As multifamily construction has picked up this year, so too has industrial, a trend brought forward by Nordby.
“There is an almost direct correlation between multifamily construction and light industrial demand nationally.” Some very obvious examples include Denver, Orange County, Calif. and Inland Empire, he says. That’s because although warehouse automation is a target for investors, manpower still mostly fuels warehouses along a supply chain. High population centers with well-developed infrastructure are target requirements for site location.
Over the past three years, demand for industrial properties has been increasing. In addition to space demand generated by e-commerce operations, manufacturing is contributing to the resurgence in industrial construction. BLS data released Aug. 5 signals a gradual recovery in manufacturing employment, which bodes well for this sector. “In the last six months, manufacturing has stabilized, contributing to industrial demand growth,” says Nordby.
ConstructConnect anticipates a total of $11.7 billion in industrial construction projects for 2016, tracking 136.6 million sq. ft. in new warehouse properties.

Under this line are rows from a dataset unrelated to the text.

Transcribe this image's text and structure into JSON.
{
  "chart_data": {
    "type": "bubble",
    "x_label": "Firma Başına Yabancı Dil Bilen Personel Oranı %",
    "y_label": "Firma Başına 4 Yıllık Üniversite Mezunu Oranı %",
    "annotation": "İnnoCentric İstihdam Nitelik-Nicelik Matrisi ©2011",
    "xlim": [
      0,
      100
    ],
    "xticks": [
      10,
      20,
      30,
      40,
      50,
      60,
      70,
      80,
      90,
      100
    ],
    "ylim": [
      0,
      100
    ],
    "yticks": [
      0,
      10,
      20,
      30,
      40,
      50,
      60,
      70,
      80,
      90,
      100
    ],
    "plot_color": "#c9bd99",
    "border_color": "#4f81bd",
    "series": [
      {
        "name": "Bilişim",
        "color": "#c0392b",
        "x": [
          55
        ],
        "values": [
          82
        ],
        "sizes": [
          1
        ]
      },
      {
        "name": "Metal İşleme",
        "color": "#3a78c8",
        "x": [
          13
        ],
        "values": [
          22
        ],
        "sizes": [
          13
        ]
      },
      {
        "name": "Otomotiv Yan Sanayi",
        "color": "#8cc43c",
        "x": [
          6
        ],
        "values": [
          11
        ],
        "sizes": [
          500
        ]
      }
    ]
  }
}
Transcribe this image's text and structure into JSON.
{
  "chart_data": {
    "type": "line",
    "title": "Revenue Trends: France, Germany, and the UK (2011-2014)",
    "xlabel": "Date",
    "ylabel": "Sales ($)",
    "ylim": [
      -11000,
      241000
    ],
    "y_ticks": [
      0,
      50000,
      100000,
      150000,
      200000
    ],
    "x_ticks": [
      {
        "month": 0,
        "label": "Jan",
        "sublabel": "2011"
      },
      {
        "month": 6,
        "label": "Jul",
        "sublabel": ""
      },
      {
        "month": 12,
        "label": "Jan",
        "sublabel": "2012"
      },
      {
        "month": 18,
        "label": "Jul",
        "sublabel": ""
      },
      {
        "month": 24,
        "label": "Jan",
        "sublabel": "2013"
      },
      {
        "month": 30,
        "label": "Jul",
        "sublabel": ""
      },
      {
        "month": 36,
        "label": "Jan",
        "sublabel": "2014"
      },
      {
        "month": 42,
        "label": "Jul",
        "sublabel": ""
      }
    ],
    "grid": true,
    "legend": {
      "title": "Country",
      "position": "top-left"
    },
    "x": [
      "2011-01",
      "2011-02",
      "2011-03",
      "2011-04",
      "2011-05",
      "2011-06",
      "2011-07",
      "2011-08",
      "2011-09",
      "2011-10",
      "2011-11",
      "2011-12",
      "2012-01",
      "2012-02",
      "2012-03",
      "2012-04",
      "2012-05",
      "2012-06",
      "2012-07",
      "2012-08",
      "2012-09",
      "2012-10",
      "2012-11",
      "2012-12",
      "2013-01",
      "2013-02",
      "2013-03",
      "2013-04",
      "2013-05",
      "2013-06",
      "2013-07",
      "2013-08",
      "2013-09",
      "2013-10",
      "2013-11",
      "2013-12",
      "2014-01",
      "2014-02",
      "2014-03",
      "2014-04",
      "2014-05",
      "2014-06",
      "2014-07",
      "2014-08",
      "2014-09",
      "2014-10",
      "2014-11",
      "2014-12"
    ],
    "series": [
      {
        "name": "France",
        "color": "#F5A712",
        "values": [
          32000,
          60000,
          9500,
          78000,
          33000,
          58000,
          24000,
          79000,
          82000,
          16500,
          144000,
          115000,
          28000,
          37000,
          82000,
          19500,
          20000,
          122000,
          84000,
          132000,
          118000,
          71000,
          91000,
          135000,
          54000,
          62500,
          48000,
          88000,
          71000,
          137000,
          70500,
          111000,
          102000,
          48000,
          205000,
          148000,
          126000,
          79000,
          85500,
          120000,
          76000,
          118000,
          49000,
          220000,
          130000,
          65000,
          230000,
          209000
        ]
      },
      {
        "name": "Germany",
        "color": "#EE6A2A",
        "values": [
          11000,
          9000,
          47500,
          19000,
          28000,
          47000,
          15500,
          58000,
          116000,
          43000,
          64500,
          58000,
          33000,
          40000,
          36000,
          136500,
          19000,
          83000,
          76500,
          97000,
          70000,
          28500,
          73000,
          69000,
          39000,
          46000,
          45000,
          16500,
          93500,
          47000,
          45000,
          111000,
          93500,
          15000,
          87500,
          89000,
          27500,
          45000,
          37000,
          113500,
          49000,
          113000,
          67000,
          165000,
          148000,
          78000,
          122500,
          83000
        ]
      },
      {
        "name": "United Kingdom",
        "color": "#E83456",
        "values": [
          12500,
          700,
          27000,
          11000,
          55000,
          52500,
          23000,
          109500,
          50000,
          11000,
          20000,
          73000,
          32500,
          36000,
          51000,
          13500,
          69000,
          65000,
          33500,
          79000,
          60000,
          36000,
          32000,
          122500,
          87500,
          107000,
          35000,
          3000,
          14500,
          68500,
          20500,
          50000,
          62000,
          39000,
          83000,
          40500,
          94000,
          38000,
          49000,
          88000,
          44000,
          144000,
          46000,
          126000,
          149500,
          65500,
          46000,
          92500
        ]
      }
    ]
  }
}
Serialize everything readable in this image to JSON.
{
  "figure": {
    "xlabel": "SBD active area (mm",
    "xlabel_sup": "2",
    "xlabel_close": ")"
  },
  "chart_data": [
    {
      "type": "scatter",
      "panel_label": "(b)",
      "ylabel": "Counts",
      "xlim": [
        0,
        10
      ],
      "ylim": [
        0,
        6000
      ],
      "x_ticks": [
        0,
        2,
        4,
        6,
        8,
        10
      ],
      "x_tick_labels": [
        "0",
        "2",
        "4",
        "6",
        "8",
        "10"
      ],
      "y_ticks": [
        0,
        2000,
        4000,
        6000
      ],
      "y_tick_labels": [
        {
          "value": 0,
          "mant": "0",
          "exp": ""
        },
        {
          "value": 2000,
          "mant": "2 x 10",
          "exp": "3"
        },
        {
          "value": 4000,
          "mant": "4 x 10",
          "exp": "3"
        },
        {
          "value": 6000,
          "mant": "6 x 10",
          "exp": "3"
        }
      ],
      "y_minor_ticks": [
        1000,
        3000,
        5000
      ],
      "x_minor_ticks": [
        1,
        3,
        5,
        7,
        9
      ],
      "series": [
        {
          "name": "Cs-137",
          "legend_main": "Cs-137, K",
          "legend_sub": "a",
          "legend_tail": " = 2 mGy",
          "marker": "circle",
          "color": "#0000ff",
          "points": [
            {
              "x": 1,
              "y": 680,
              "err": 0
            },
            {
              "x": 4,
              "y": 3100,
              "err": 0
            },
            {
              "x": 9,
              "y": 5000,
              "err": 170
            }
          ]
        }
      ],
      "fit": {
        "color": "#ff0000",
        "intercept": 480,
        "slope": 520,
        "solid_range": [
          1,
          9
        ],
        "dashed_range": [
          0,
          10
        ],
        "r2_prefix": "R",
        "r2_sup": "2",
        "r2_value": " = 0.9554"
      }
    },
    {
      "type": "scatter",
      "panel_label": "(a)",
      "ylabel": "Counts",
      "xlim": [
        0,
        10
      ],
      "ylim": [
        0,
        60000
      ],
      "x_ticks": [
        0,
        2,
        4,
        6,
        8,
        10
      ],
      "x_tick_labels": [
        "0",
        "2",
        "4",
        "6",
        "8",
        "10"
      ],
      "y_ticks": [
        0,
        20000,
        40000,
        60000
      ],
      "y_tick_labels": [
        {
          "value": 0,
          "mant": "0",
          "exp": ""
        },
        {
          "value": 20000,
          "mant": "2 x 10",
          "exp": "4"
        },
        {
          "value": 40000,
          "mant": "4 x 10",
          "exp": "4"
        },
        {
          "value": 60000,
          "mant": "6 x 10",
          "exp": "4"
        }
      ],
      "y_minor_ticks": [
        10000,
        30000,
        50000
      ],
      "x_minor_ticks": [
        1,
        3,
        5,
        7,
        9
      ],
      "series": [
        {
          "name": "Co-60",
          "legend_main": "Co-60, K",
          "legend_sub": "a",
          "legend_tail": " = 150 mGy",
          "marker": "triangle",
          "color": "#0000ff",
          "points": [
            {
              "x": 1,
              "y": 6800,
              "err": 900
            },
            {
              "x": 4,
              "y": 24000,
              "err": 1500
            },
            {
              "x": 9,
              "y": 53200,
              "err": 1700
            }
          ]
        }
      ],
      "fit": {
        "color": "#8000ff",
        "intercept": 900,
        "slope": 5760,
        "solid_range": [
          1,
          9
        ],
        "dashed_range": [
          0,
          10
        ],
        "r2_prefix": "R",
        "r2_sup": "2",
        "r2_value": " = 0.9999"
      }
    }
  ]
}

CoStar forecasts a total 185.3 million sq. ft. in new industrial supply by the end of the year, broken up as approximately 169.3 million sq. ft. in logistics centers and about 16 million sq. ft. in light industrial manufacturing facilities. Performance of industrial as a property type is very market-specific, however, and certain metros are driving growth while others remain stagnant.
“Industrial construction in energy-intensive markets, such as North Dakota and Alaska, is down. But there are high levels of industrial construction in states such as Oregon, Utah, Maryland, and California,” Basu says. “There is a large amount of flex space being constructed nationally as well.”
One area of significant growth has been in the light industrial sub-sector. For this property type, Nordby says, “construction went from near-zero three years ago to 18 million sq. ft. nationally this year.”
Lodging construction is also up. There are approximately 103,000 hotel rooms under construction in the United States. Lodging-related construction spending is up 16 percent on a year-over-year basis, Basu says.
The healthcare industry has been another bright spot for developers, with hospital construction up. The seniors housing sector, on the other hand, is now treading into oversupply territory. “Healthcare facility construction is suddenly taking off this year. In 2010-14, with uncertainty over the Affordable Care Act, nothing happened. Hospital construction is now improving, as is construction of seniors care facilities,” Basu says. “But we got a bit ahead of ourselves with seniors housing. Baby boomers won’t need that level of care until they are in their 80s.”
Looking ahead, Moody’s forecasts 5.0 percent supply growth across all private non-residential property types in the first two quarters of 2017. ConstructConnect forecasts 5.4 percent growth for all of 2017, but by 2020, growth will moderate to 3.2 percent.
“2017 is poised to be a transitional year. The 2018-19 construction outlook looks murky. Economic dynamics will not be as they have been,” Basu says. “Price adjustments over the next few years will likely translate into diminished construction.”